Pour l'opticien Atol, qui a relocalisé sa production en France en 2005, le «made in France» aussi est devenu un slogan récurrent. Là encore, si ça marche c'est parce que cela s'inscrit dans une stratégie cohérente de l'entreprise: «Nous sommes une coopérative, notre développement économique se veut responsable et durable, souligne Philippe Peyrard, directeur général délégué d'Atol. Notre service clientèle est basé à Beaune. Pour mettre en place notre progiciel de gestion, nous avons privilégié une entreprise française.» Et ça se voit quand on achète ses lunettes: depuis 2008, le logo «Fabriqué en France » était visible dans ses spots. Il est désormais remplacé par la certification «Origine France garantie». Atol ne s'arrête pas là: sur les verres des lunettes figure une pastille autocollante avec la mention «Entreprise citoyenne». Et bientôt, le logo «Origine France garantie». Difficile de faire plus patriote...

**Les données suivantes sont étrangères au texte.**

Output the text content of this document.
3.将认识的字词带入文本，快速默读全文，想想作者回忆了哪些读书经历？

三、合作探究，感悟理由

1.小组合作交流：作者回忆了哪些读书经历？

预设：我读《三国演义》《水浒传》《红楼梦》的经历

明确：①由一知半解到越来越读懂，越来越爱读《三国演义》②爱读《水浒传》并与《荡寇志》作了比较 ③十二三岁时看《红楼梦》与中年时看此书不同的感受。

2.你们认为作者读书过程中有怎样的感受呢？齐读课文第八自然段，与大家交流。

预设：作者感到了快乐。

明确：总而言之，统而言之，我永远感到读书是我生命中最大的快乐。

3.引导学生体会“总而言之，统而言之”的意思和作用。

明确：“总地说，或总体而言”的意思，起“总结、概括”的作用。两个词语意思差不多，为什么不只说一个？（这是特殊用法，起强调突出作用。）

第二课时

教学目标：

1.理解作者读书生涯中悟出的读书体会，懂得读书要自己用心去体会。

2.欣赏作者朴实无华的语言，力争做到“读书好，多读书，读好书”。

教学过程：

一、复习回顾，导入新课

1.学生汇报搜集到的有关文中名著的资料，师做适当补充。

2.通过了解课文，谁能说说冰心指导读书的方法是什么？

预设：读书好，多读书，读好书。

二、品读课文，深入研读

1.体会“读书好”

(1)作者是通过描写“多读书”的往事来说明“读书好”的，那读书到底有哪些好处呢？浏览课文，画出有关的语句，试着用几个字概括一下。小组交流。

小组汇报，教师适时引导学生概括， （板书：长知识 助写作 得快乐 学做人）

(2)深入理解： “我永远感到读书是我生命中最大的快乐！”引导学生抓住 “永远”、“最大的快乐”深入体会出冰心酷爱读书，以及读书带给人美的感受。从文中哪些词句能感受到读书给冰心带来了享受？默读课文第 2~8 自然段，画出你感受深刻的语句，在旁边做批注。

Selon Nicolas Bordas, ce n'est qu'un début: «On n'échappera pas au fait que les produits aient des fiches d'identité multimédias. Il faudra scanner le QR code pour les lire. On y trouvera une multitude d'informations: l'endroit où il a été fabriqué, son impact environnemental, sa contribution à l'économie française.» Pas de quoi apaiser les courses en famille au supermarché : «Chéri, t'as vérifié le QR code, avant de prendre ce rouleau de papier toilettes...»


Encadré

 

«Origine France garantie», comment ça marche?

 

Créée en avril 2011 par l'association Pro France, présidée par le député radical Yves Jégo, le dispositif est aujourd'hui opérationnel à 90% après six mois d'expérimentation, nécessaires pour affiner les tarifs et les critères d'obtention. La certification est accordée par Bureau Veritas, au terme d'un audit. Elle coûte entre 100 et 4 000 euros selon le nombre de gammes de produits labellisés, la taille de l'entreprise et le nombre de sites de productions en France. Un dernier critère étonnant, car les sociétés ayant le plus d'usines dans l'Hexagone vont se retrouver à payer plus que les autres... Pour obtenir la certification, il faut que la totalité du process de fabrication se soit déroulé en France et qu'au moins 50% des composants soient nationaux. La procédure dure en moyenne trois mois.


Sous papier

 

Toyota, une décennie de «Made in France»

 

Quand le japonais Toyota décide d'ouvrir une usine en France, en 1999, en recrutant plus de 2 000 salariés, il cherche très vite à transformer cet investissement de grande ampleur en argument commercial. «Nous avons voulu montrer que nous étions un acteur-citoyen, que notre activité créait des emplois en France, et pas seulement à Valenciennes, mais aussi à Sophia Antipolis, où nous avons un centre design. L'idée était de mettre en avant l'ampleur de notre pénétration dans le tissu industriel, explique Gilles Quétel, directeur de la publicité et des événements de Toyota. Il y a eu un tel engouement des médias que cela nous a conféré très vite un point de sympathie, en sus, par rapport aux autres petites voitures étrangères.»
Dix ans après, le «Made in France» reste un angle intéressant, selon lui. Depuis septembre dernier, le constructeur commercialise sa troisième génération de Yaris, et son slogan, à base de «Made in France», reprend du service. Cette fois c'est «Nouvelle Toyota Yaris, la Toyota Made in France». Une vague de publicités a été lancée depuis le 15 janvier. Par ailleurs, Toyota tente actuellement d'obtenir la certification «Origine France garantie» pour sa nouvelle Yaris. «Si demain des administrations ou entreprises qui achètent des flottes de voitures décident de fixer comme critère qu'elles soient produites en France, la certification pourra peut-être nous faire remporter le marché», espère Gilles Quétel.